The current outbreak of Ebola in West Africa is now the largest recorded since the virus was first described in 1976. That this outbreak is not under control after more than four months is cause for great concern, as are the way the virus is spreading and apparent breaches in infection control.
The epidemic was recognised at the outset as being unusual. It started in a region that borders Guinea, Sierra Leone and Liberia, far from where previous outbreaks had been reported. And cases spread early to a number of areas in all three countries.
New cases reported in recent weeks are causing already limited resources and health-care workers to be more thinly spread, but the tenacity of local health-care workers coupled with international support will hopefully see the end of the outbreak sooner rather than later.
Some reasons for concern
A recent development that is cause for most concern is the identification of a person who died in Lagos, Nigeria, after flying in from Liberia. The spread of Ebola to this major city of over 20 million people would represent a significant event if other cases emerge.
The case highlights the danger posed by the virus’ 21-day incubation period, which makes border screening unlikely to be effective. The futility of this measure is exacerbated by the fact that early symptoms and signs are similar to other common infections, such as malaria. This is also illustrated by reports of suspected cases in Hong Kong and the United Kingdom that have turned out to be false alarms.
In an Ebola outbreak, three groups of people are typically most at risk – the family and other household contacts of the patient, health-care workers, and funeral attendants and others who deal with the bodies of the dead.
A key measure to reduce the virus’ spread is to remove infected people from their families (because ongoing exposure could endanger others) to treatment centres where further measures to prevent spread can be implemented. Infection of health-care workers suggests these preventive measures may not be as tight as they should be.
Another reason for concern is that new cases have appeared unconnected to previous ones. Because Ebola is only spread by close contact, a key intervention is to identify the chains of transmission. Cases that present to hospitals usually represent a series of unidentified infections that need to be followed up.
Finally, there are reports of mistrust of authorities and misinformation that may be hampering an effective response. Although it’s difficult to tell how widespread these problems are, there have been reports of health-care workers being prevented from entering villages by armed men and attacks on treatment centres.
Infected patients are also reportedly being removed by force from treatment centres. Some families are said to be hiding sick relatives and seeking help from traditional healers. While this is completely understandable on one level for those involved, it also represents an ongoing risk of the virus spreading.
Some reasons for hope
But there are also some positive signs. Because the incubation period (the delay between contact and becoming unwell) is up to 21 days, current infections represent the state of control measures over that period. So the results of more recent control efforts are yet to be reflected in case numbers.

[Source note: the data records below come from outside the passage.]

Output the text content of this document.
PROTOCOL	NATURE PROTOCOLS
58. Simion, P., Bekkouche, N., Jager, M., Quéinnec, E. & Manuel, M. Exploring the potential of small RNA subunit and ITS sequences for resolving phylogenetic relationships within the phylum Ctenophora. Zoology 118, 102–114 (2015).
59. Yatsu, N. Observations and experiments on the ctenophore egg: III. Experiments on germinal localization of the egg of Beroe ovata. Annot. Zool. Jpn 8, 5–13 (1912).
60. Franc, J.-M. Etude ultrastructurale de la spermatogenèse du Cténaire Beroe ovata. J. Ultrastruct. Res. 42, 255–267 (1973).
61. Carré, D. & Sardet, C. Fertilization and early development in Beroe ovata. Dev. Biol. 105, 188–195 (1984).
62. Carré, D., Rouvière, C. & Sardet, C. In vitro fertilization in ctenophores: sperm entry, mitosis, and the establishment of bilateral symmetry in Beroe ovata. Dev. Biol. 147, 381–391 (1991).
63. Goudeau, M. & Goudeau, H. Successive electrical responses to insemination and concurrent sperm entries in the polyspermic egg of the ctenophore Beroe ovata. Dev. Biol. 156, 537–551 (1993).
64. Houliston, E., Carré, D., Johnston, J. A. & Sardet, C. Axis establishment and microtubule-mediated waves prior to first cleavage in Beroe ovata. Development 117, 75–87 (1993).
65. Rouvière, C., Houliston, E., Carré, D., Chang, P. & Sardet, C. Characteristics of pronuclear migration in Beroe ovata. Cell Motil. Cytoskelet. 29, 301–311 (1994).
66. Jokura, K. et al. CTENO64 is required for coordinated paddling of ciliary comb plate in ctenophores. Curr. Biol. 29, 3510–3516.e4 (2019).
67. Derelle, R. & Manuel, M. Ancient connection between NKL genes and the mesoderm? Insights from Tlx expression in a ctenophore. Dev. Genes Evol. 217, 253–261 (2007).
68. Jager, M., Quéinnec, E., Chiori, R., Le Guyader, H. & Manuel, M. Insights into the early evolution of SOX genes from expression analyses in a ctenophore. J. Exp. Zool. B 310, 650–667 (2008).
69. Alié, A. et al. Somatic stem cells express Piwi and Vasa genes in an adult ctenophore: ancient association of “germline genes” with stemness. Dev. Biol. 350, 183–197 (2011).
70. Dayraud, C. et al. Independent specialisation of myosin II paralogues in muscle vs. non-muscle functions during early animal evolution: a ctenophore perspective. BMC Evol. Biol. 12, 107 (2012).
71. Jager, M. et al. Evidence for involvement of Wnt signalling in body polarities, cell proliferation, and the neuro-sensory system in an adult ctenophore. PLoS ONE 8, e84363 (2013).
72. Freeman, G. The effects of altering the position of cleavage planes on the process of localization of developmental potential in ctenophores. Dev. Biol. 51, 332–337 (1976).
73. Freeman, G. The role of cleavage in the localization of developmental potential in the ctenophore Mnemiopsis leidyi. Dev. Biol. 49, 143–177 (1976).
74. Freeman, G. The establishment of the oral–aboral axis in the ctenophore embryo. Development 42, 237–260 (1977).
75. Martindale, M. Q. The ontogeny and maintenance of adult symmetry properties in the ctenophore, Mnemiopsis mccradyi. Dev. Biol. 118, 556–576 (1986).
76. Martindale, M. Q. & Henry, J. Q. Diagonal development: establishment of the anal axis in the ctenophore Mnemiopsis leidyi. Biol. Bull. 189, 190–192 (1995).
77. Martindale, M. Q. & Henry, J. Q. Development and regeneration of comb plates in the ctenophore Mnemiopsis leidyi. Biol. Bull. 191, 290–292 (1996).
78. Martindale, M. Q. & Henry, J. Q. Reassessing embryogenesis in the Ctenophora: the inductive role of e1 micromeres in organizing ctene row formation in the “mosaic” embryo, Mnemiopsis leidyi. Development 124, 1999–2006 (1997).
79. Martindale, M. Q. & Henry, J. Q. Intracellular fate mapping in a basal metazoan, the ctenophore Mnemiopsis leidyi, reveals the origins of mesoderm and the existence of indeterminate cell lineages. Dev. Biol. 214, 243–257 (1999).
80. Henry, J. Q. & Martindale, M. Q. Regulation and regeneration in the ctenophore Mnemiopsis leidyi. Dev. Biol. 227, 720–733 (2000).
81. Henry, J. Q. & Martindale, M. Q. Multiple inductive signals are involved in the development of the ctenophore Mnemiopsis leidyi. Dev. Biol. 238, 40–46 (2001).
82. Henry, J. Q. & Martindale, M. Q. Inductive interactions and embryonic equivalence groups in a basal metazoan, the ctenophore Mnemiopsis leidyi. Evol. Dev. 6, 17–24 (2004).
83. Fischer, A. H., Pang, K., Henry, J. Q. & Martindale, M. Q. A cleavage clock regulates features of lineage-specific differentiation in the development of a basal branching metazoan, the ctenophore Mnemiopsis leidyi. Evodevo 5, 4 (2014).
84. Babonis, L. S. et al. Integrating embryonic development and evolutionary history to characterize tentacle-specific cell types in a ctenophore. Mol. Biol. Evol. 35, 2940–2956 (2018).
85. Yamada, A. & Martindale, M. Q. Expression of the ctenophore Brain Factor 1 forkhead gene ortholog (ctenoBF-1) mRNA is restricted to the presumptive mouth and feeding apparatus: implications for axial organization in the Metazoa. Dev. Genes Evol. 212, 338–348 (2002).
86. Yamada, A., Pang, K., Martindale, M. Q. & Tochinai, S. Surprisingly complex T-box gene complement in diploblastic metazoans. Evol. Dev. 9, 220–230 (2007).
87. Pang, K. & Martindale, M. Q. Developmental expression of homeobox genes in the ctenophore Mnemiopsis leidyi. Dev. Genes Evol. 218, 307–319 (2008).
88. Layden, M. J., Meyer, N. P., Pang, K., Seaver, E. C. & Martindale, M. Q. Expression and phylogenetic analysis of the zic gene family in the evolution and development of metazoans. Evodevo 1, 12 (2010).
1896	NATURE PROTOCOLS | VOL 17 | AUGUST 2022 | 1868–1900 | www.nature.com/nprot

The good news is that it does appear the outbreak is coming under control in some areas, particularly in Guinea where the first cases were reported.
Health ministers of the countries involved are coordinating efforts so there’s clearly recognition of the seriousness of the situation. And the international community is pitching in with support from the World Health Organization and many non-government organisations that have experience in dealing with previous outbreaks, such as the Red Cross and Médecins Sans Frontières (MSF).
While there’s no specific treatment for Ebola infection, supportive treatment such as intravenous fluids and treatment of symptoms do help. The mortality rates reported early during outbreaks are almost always an underestimate, as reported deaths lag behind reported cases.
In previous Ebola outbreaks, between 50% and 60% of infected people survived, and these survivors may be protected against further infection. MSF has reported that the mortality of patients in their Guinea treatment centres is as low as 25%, compared to 56% for the outbreak as a whole.
Ebola is not as easily transmitted as some other infectious diseases, such as SARS, because it is not spread primarily by the respiratory route. In the first 1976 Ebola outbreak, only 20% of household contacts, where measures to prevent infection are presumably weakest, were estimated to be infected.
Identification of every single case may not be necessary. Studies suggest the average number of secondary cases that result from a patient with Ebola (known as the “reproduction ratio”) is less than three. If this ratio can be reduced to less than one (by identifying and isolating more than two thirds of the cases), then the epidemic will peter out.
Most of all, kudos should be given to the heroic efforts of those on the ground, mostly local health workers supported by a smaller number of international staff.
Several of them have reportedly been infected. People like them, who carry on this work in the face of uncomfortable protective equipment, the danger to their own lives and, in some places, the hostility of the population at risk, all deserve our respect and support.